Currently, If a club team fails to successfully qualify in the lopsided regional format, they then have to seek out more games against overmatched opposition to earn an at-large bid. Not only are they encouraged to only play teams they know that they will beat handily, but they have to actively avoid games against other top-tier club teams, reducing the amount of competitive quidditch all around.

The entire process above exists so that, this season, 30 total club teams can be whittled down to 24 at nationals. That is an incredible amount of unnecessary, non-competitive regular season play to eliminate six teams, especially when there’s a decent chance that travel costs to nationals will do that themselves.

Instead, we could completely do away with the mandatory regular season and regionals play in the club division. Let club teams go official to participate in tournaments if that’s what makes sense in their area of the country, but don’t force that on the teams that won’t benefit. Get rid of cub regionals, where the champion does not matter–I actively had to think about who the Northeast Regional Club Champion was last year, and I head refereed that match–and where qualifying is all but a guarantee.

The club championship would remain at USQ Cup, but it would be an open tournament. The only requirements would be that the team is an official USQ club team. If the fear is that the field will become too large–a fear that today seems rather unfounded–the tournament entry fees could be increased and a cash prize could be added for the top finishers. This would keep numbers small–teams aren’t going to pay more if they aren’t competitive–while also adding real stakes to the club tournament.

It would be premature to get rid of the club division in USQ all together, even if its numbers are floundering. But a reduction in its regular season requirements would go far to give these club teams the flexibility they want and need while reducing unnecessary play and travel.

Re-Scheduling Fall Regional Championships
Since the time that USQ was split into eight regions, there have always been four regionals in the spring and four in the fall. USQ’s reasoning has always been that the four fall regionals simply could not be played in the spring due to weather. And, if the tournaments have to stay outdoors, USQ is correct. There have been multiple years when teams left for nationals with snow still on the ground at home.

Credit: Jodie Greenhouse

While the fall regional schedule wasn’t inherently problematic itself, the first of the four fall regionals often was. The tournament regularly fell before Halloween, and gave teams less than two months to prepare for a season-defining tournament.

USQ had always told the community that the first regional had to be that early because the last regional could not be pushed back any further into November. However this season, USQ stacked the four regionals onto just two weekends, and yet still kept the October weekend as a regionals date; this calls into question their motivations both now and in the past.

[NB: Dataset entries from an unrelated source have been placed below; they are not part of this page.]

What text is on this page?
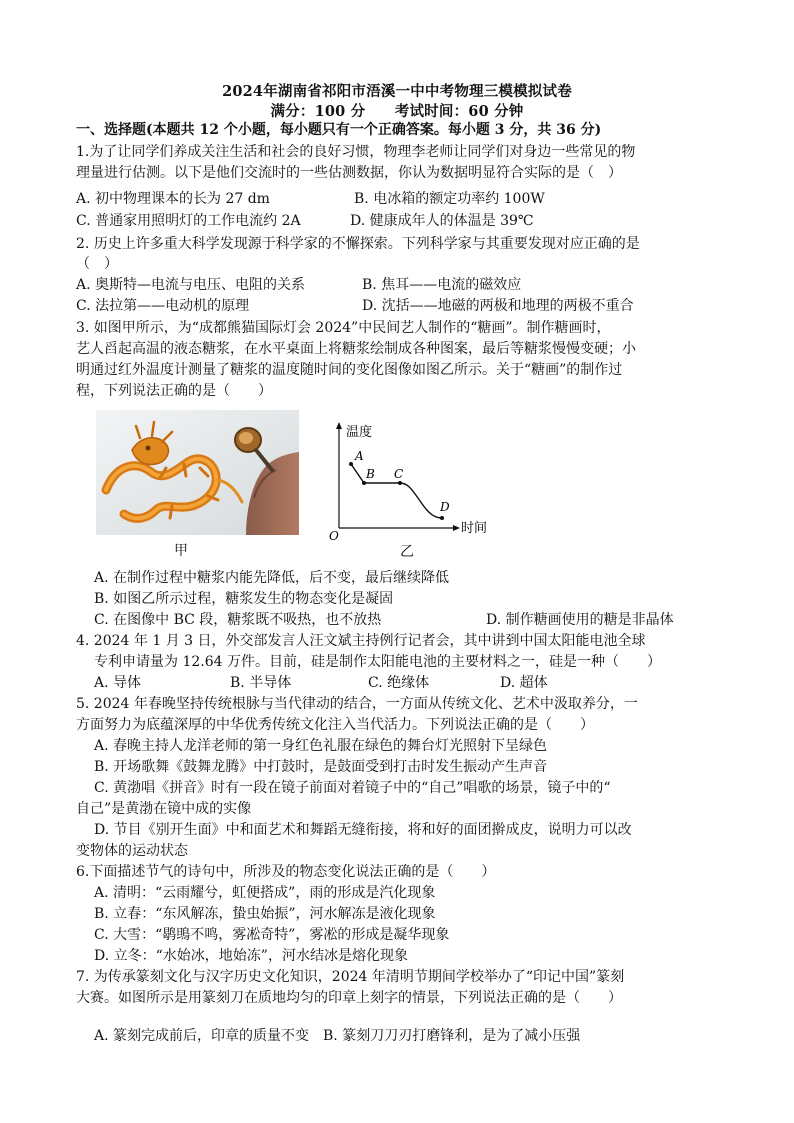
2024年湖南省祁阳市浯溪一中中考物理三模模拟试卷
满分：100 分　　考试时间：60 分钟
一、选择题(本题共 12 个小题，每小题只有一个正确答案。每小题 3 分，共 36 分)
1.为了让同学们养成关注生活和社会的良好习惯，物理李老师让同学们对身边一些常见的物
理量进行估测。以下是他们交流时的一些估测数据，你认为数据明显符合实际的是（　）
A. 初中物理课本的长为 27 dm	B. 电冰箱的额定功率约 100W
C. 普通家用照明灯的工作电流约 2A	D. 健康成年人的体温是 39℃
2. 历史上许多重大科学发现源于科学家的不懈探索。下列科学家与其重要发现对应正确的是
（　）
A. 奥斯特—电流与电压、电阻的关系	B. 焦耳——电流的磁效应
C. 法拉第——电动机的原理	D. 沈括——地磁的两极和地理的两极不重合
3. 如图甲所示，为“成都熊猫国际灯会 2024”中民间艺人制作的“糖画”。制作糖画时，
艺人舀起高温的液态糖浆，在水平桌面上将糖浆绘制成各种图案，最后等糖浆慢慢变硬；小
明通过红外温度计测量了糖浆的温度随时间的变化图像如图乙所示。关于“糖画”的制作过
程，下列说法正确的是（　　）
甲
温度
时间
O
A
B C
D
乙
A. 在制作过程中糖浆内能先降低，后不变，最后继续降低
B. 如图乙所示过程，糖浆发生的物态变化是凝固
C. 在图像中 BC 段，糖浆既不吸热，也不放热	D. 制作糖画使用的糖是非晶体
4. 2024 年 1 月 3 日，外交部发言人汪文斌主持例行记者会，其中讲到中国太阳能电池全球
专利申请量为 12.64 万件。目前，硅是制作太阳能电池的主要材料之一，硅是一种（　　）
A. 导体	B. 半导体	C. 绝缘体	D. 超体
5. 2024 年春晚坚持传统根脉与当代律动的结合，一方面从传统文化、艺术中汲取养分，一
方面努力为底蕴深厚的中华优秀传统文化注入当代活力。下列说法正确的是（　　）
A. 春晚主持人龙洋老师的第一身红色礼服在绿色的舞台灯光照射下呈绿色
B. 开场歌舞《鼓舞龙腾》中打鼓时，是鼓面受到打击时发生振动产生声音
C. 黄渤唱《拼音》时有一段在镜子前面对着镜子中的“自己”唱歌的场景，镜子中的“
自己”是黄渤在镜中成的实像
D. 节目《别开生面》中和面艺术和舞蹈无缝衔接，将和好的面团擀成皮，说明力可以改
变物体的运动状态
6.下面描述节气的诗句中，所涉及的物态变化说法正确的是（　　）
A. 清明：“云雨耀兮，虹便搭成”，雨的形成是汽化现象
B. 立春：“东风解冻，蛰虫始振”，河水解冻是液化现象
C. 大雪：“鹖鴠不鸣，雾凇奇特”，雾凇的形成是凝华现象
D. 立冬：“水始冰，地始冻”，河水结冰是熔化现象
7. 为传承篆刻文化与汉字历史文化知识，2024 年清明节期间学校举办了“印记中国”篆刻
大赛。如图所示是用篆刻刀在质地均匀的印章上刻字的情景，下列说法正确的是（　　）
A. 篆刻完成前后，印章的质量不变　B. 篆刻刀刀刃打磨锋利，是为了减小压强
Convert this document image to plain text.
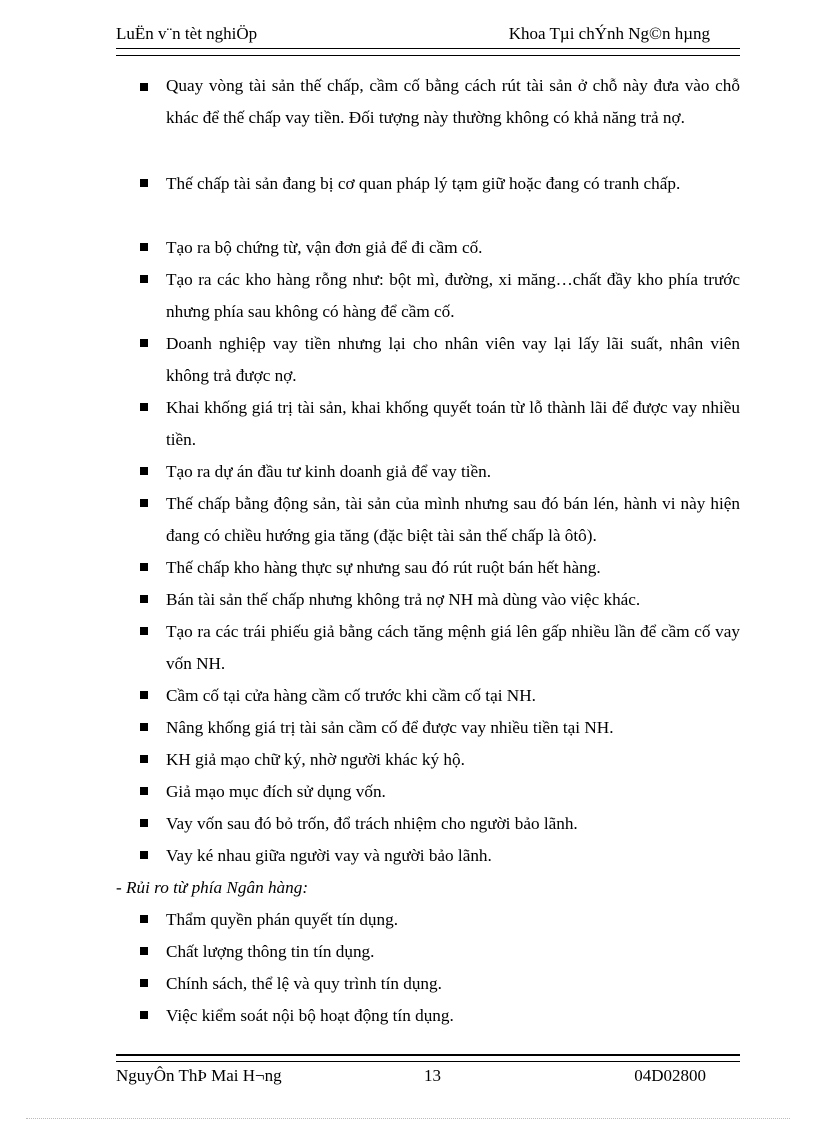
LuËn v¨n tèt nghiÖp	Khoa Tµi chÝnh Ng©n hµng
Quay vòng tài sản thế chấp, cầm cố bằng cách rút tài sản ở chỗ này đưa vào chỗ khác để thế chấp vay tiền. Đối tượng này thường không có khả năng trả nợ.
Thế chấp tài sản đang bị cơ quan pháp lý tạm giữ hoặc đang có tranh chấp.
Tạo ra bộ chứng từ, vận đơn giả để đi cầm cố.
Tạo ra các kho hàng rỗng như: bột mì, đường, xi măng…chất đầy kho phía trước nhưng phía sau không có hàng để cầm cố.
Doanh nghiệp vay tiền nhưng lại cho nhân viên vay lại lấy lãi suất, nhân viên không trả được nợ.
Khai khống giá trị tài sản, khai khống quyết toán từ lỗ thành lãi để được vay nhiều tiền.
Tạo ra dự án đầu tư kinh doanh giả để vay tiền.
Thế chấp bằng động sản, tài sản của mình nhưng sau đó bán lén, hành vi này hiện đang có chiều hướng gia tăng (đặc biệt tài sản thế chấp là ôtô).
Thế chấp kho hàng thực sự nhưng sau đó rút ruột bán hết hàng.
Bán tài sản thế chấp nhưng không trả nợ NH mà dùng vào việc khác.
Tạo ra các trái phiếu giả bằng cách tăng mệnh giá lên gấp nhiều lần để cầm cố vay vốn NH.
Cầm cố tại cửa hàng cầm cố trước khi cầm cố tại NH.
Nâng khống giá trị tài sản cầm cố để được vay nhiều tiền tại NH.
KH giả mạo chữ ký, nhờ người khác ký hộ.
Giả mạo mục đích sử dụng vốn.
Vay vốn sau đó bỏ trốn, đổ trách nhiệm cho người bảo lãnh.
Vay ké nhau giữa người vay và người bảo lãnh.
- Rủi ro từ phía Ngân hàng:
Thẩm quyền phán quyết tín dụng.
Chất lượng thông tin tín dụng.
Chính sách, thể lệ và quy trình tín dụng.
Việc kiểm soát nội bộ hoạt động tín dụng.
NguyÔn ThÞ Mai H¬ng	13	04D02800
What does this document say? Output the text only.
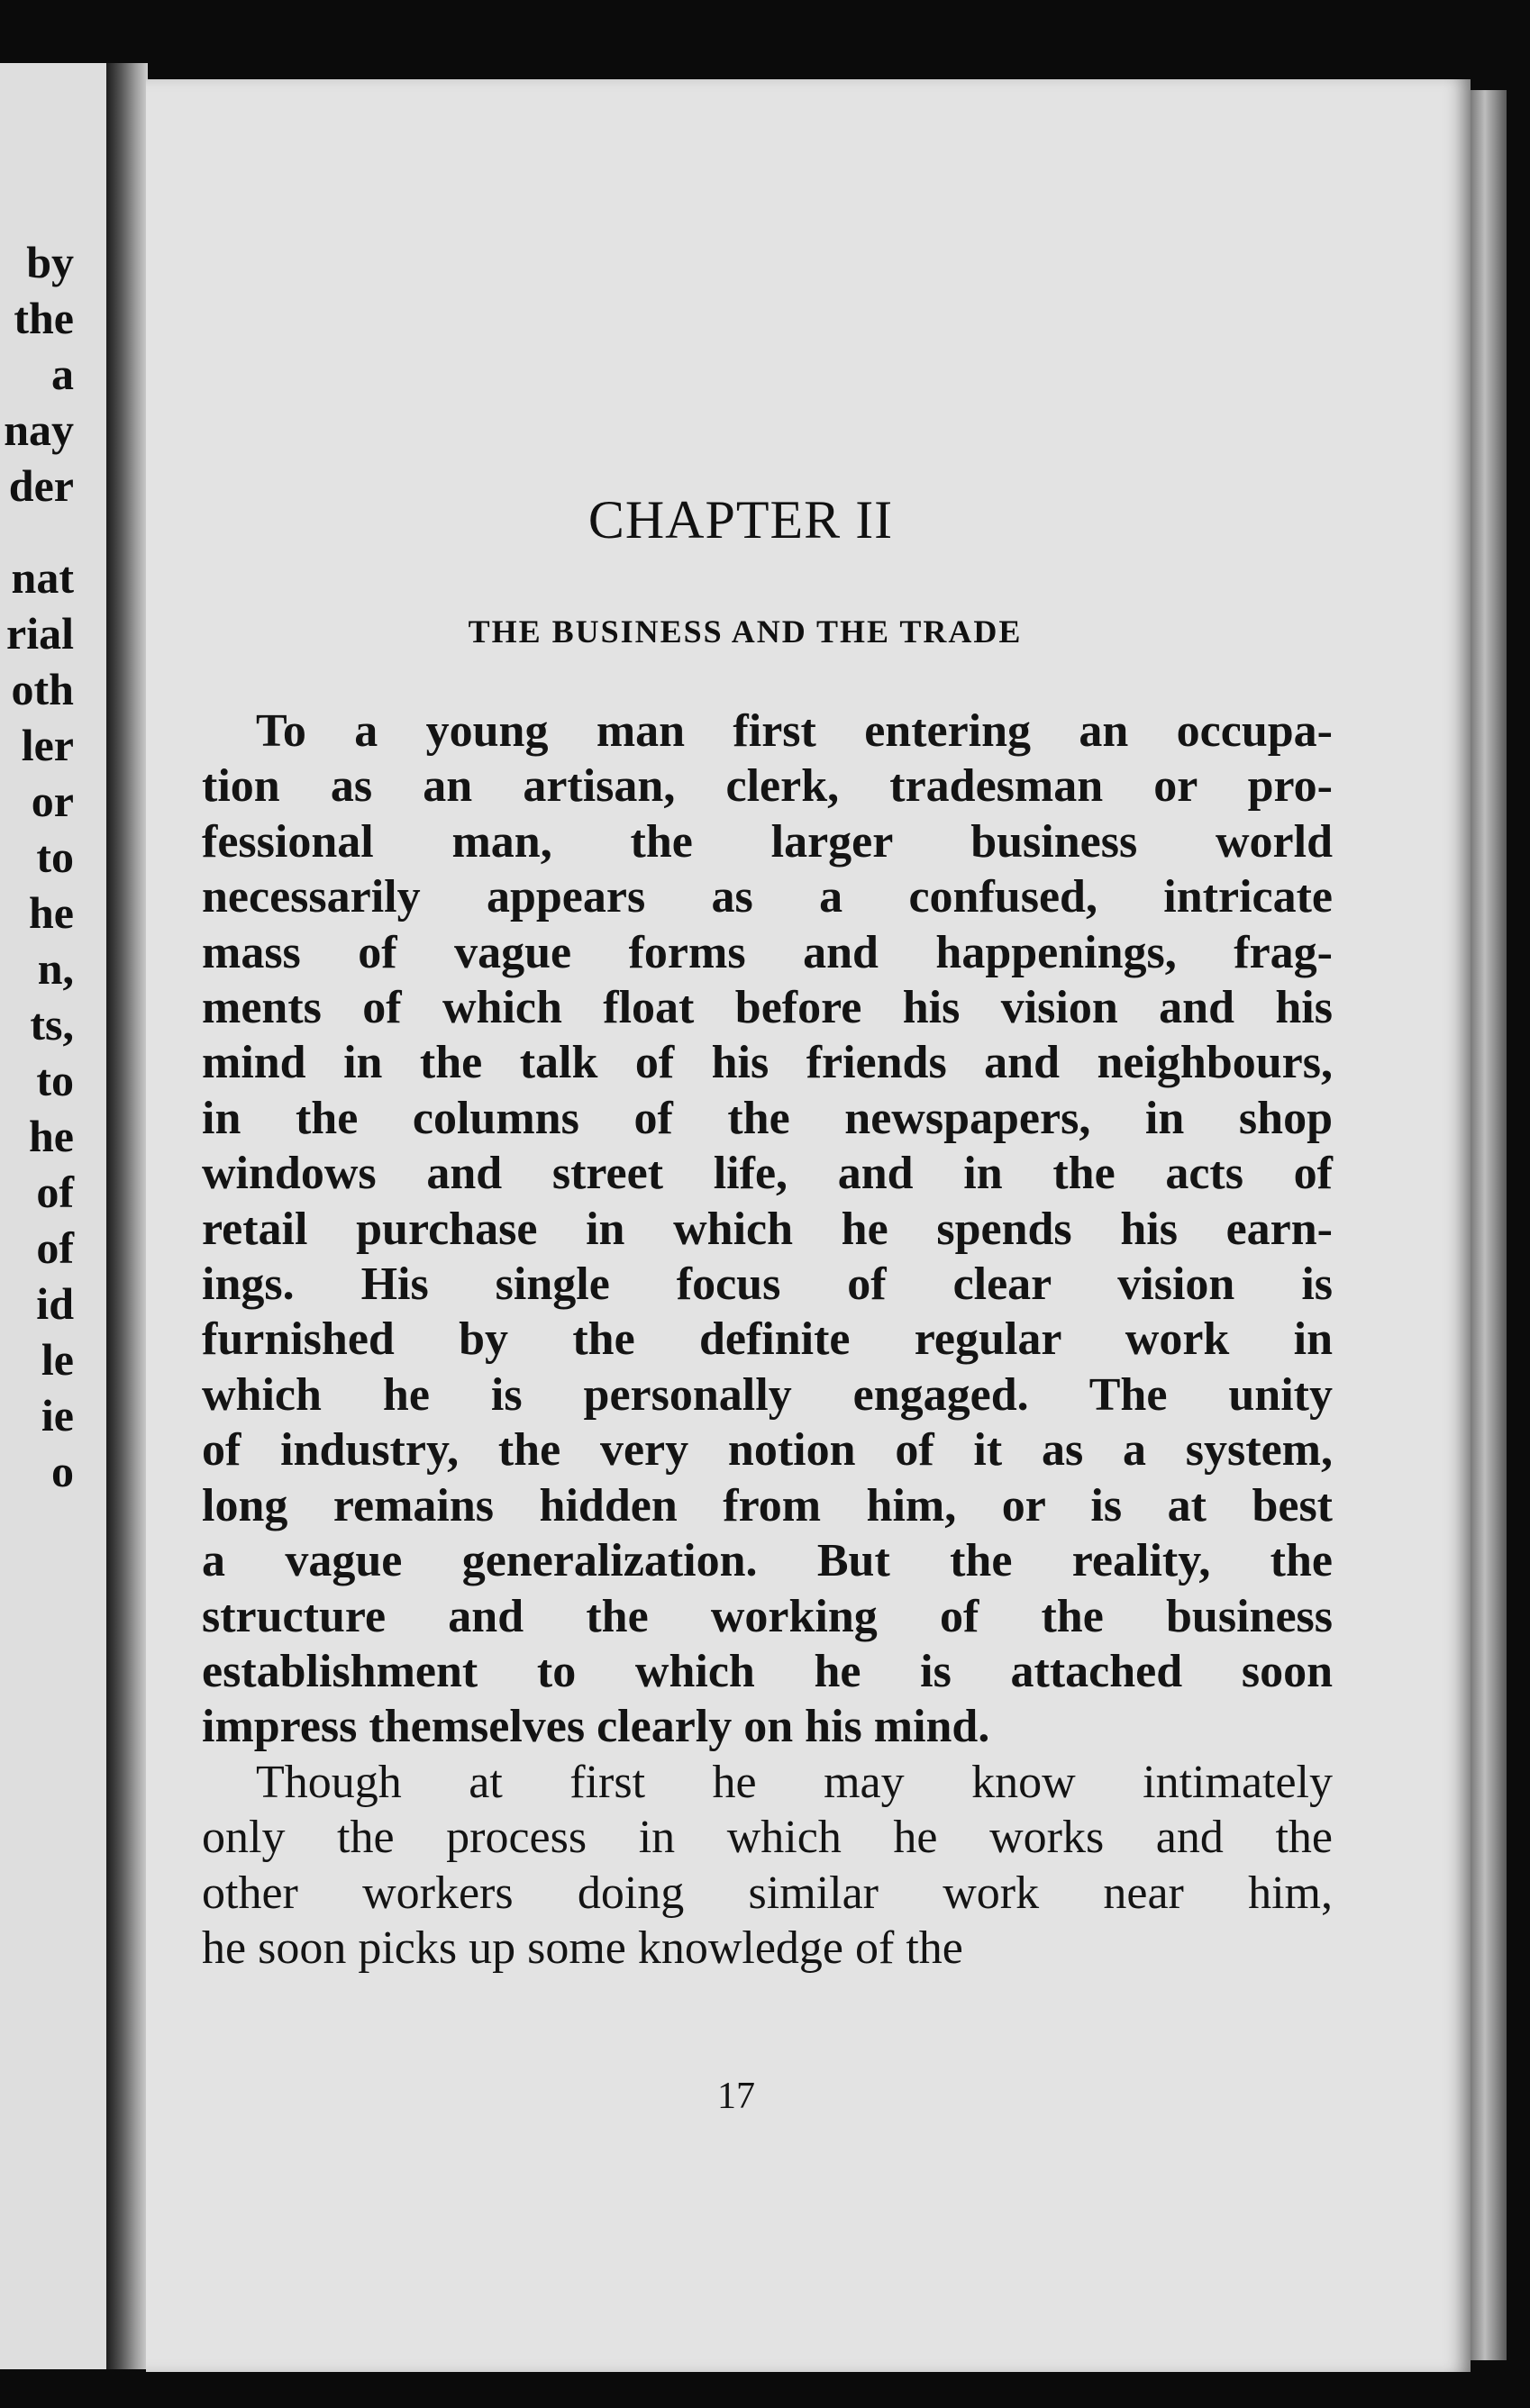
by
the
a
nay
der
nat
rial
oth
ler
or
to
he
n,
ts,
to
he
of
of
id
le
ie
o
CHAPTER II
THE BUSINESS AND THE TRADE

To a young man first entering an occupa-
tion as an artisan, clerk, tradesman or pro-
fessional man, the larger business world
necessarily appears as a confused, intricate
mass of vague forms and happenings, frag-
ments of which float before his vision and his
mind in the talk of his friends and neighbours,
in the columns of the newspapers, in shop
windows and street life, and in the acts of
retail purchase in which he spends his earn-
ings. His single focus of clear vision is
furnished by the definite regular work in
which he is personally engaged. The unity
of industry, the very notion of it as a system,
long remains hidden from him, or is at best
a vague generalization. But the reality, the
structure and the working of the business
establishment to which he is attached soon
impress themselves clearly on his mind.

Though at first he may know intimately
only the process in which he works and the
other workers doing similar work near him,
he soon picks up some knowledge of the

17
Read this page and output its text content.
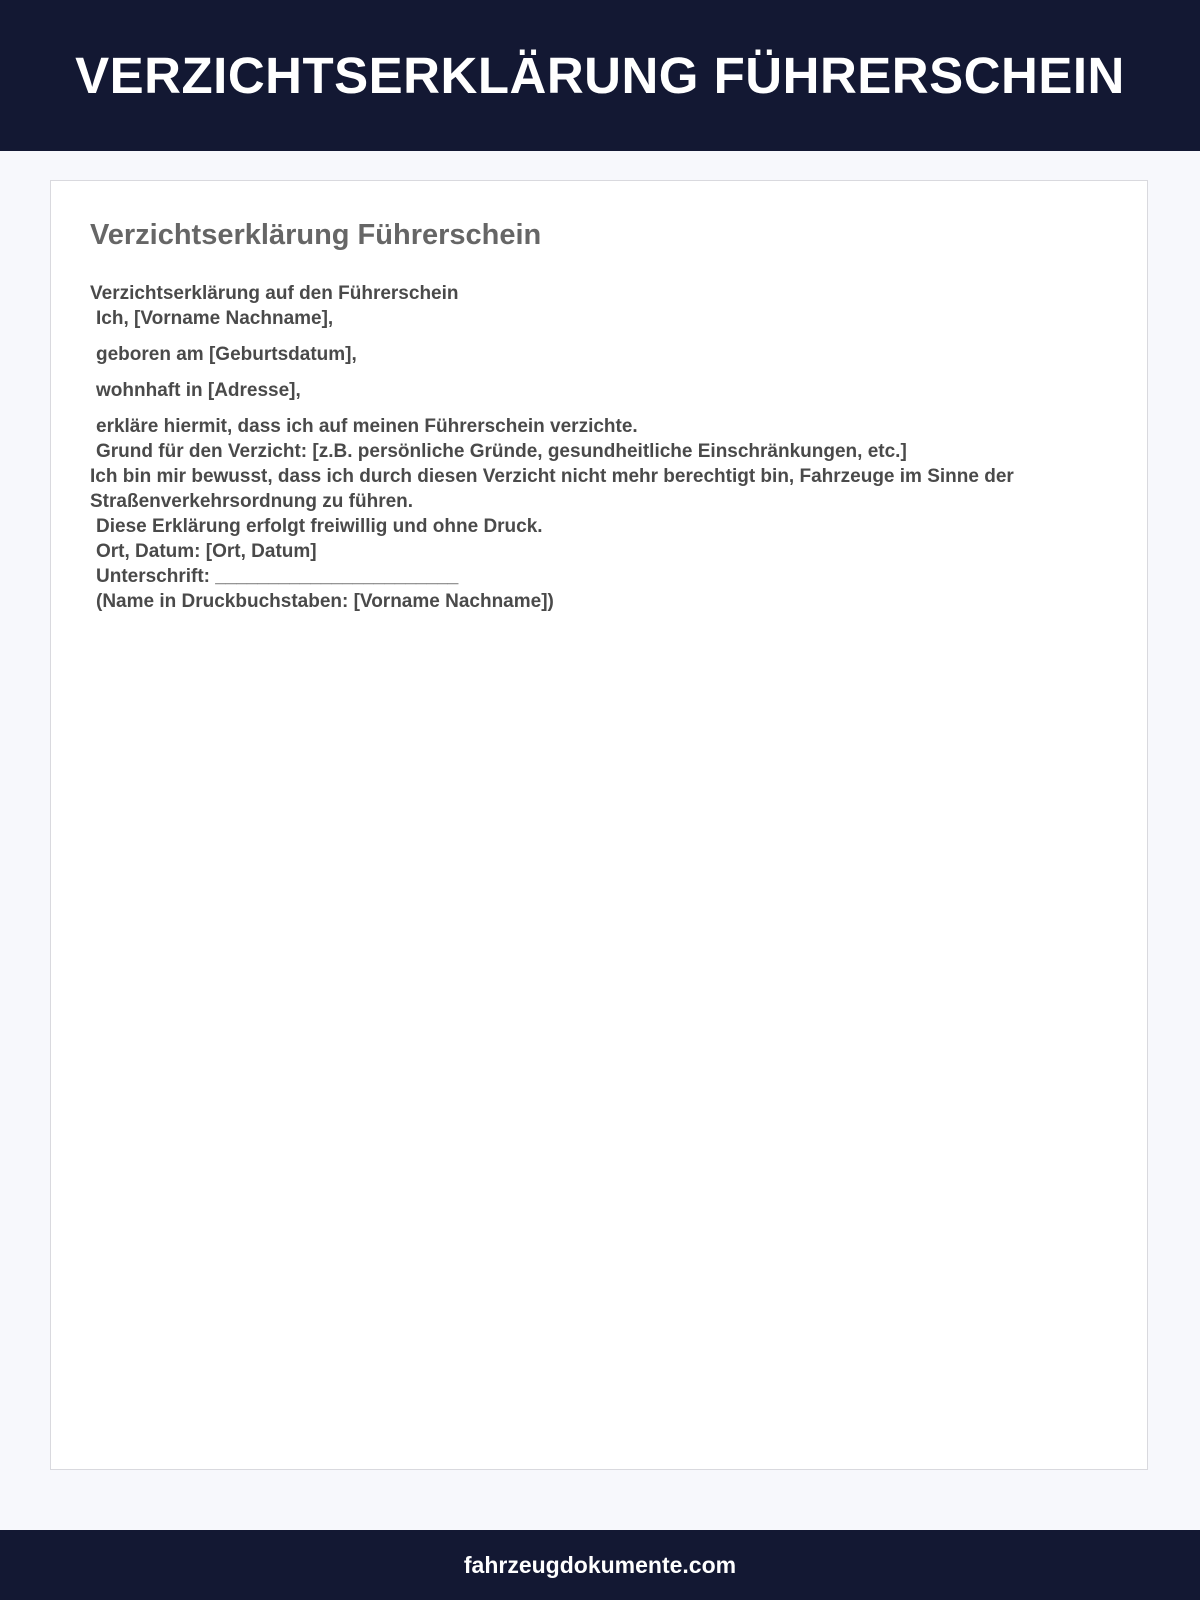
VERZICHTSERKLÄRUNG FÜHRERSCHEIN
Verzichtserklärung Führerschein
Verzichtserklärung auf den Führerschein
Ich, [Vorname Nachname],
geboren am [Geburtsdatum],
wohnhaft in [Adresse],
erkläre hiermit, dass ich auf meinen Führerschein verzichte.
Grund für den Verzicht: [z.B. persönliche Gründe, gesundheitliche Einschränkungen, etc.]
Ich bin mir bewusst, dass ich durch diesen Verzicht nicht mehr berechtigt bin, Fahrzeuge im Sinne der Straßenverkehrsordnung zu führen.
Diese Erklärung erfolgt freiwillig und ohne Druck.
Ort, Datum: [Ort, Datum]
Unterschrift: _______________________
(Name in Druckbuchstaben: [Vorname Nachname])
fahrzeugdokumente.com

My experience coaching college quidditch this season reminded me how problematic the fall regional schedule truly is for most teams. Harvard University had its activities fair only seven weeks before regionals. Open practices finished up six weeks before regionals, giving less than 50 days to get new recruits up to speed for major, competitive play. This does not even account for tournament logistics, as four regions–all in one general area of the country with serious volunteer overlap–try to plan enough games to get everyone’s regional requirements in.

This issue has in part gone unnoticed because so many voices in quidditch come from club teams, and club teams do not have these same problems. Because they are working with exclusively veteran players, and because many of them do not even practice regularly, six weeks is really no different than 12 weeks. Thus the problem slips through the cracks, even as USQ actively makes it worse.

Of all the problems addressed here, this should be the easiest fix. Either USQ needs to find a way to bring regionals inside, or at minimum these four regionals need to be played on the second and third weekends of November, giving teams and tournaments alike the time they need.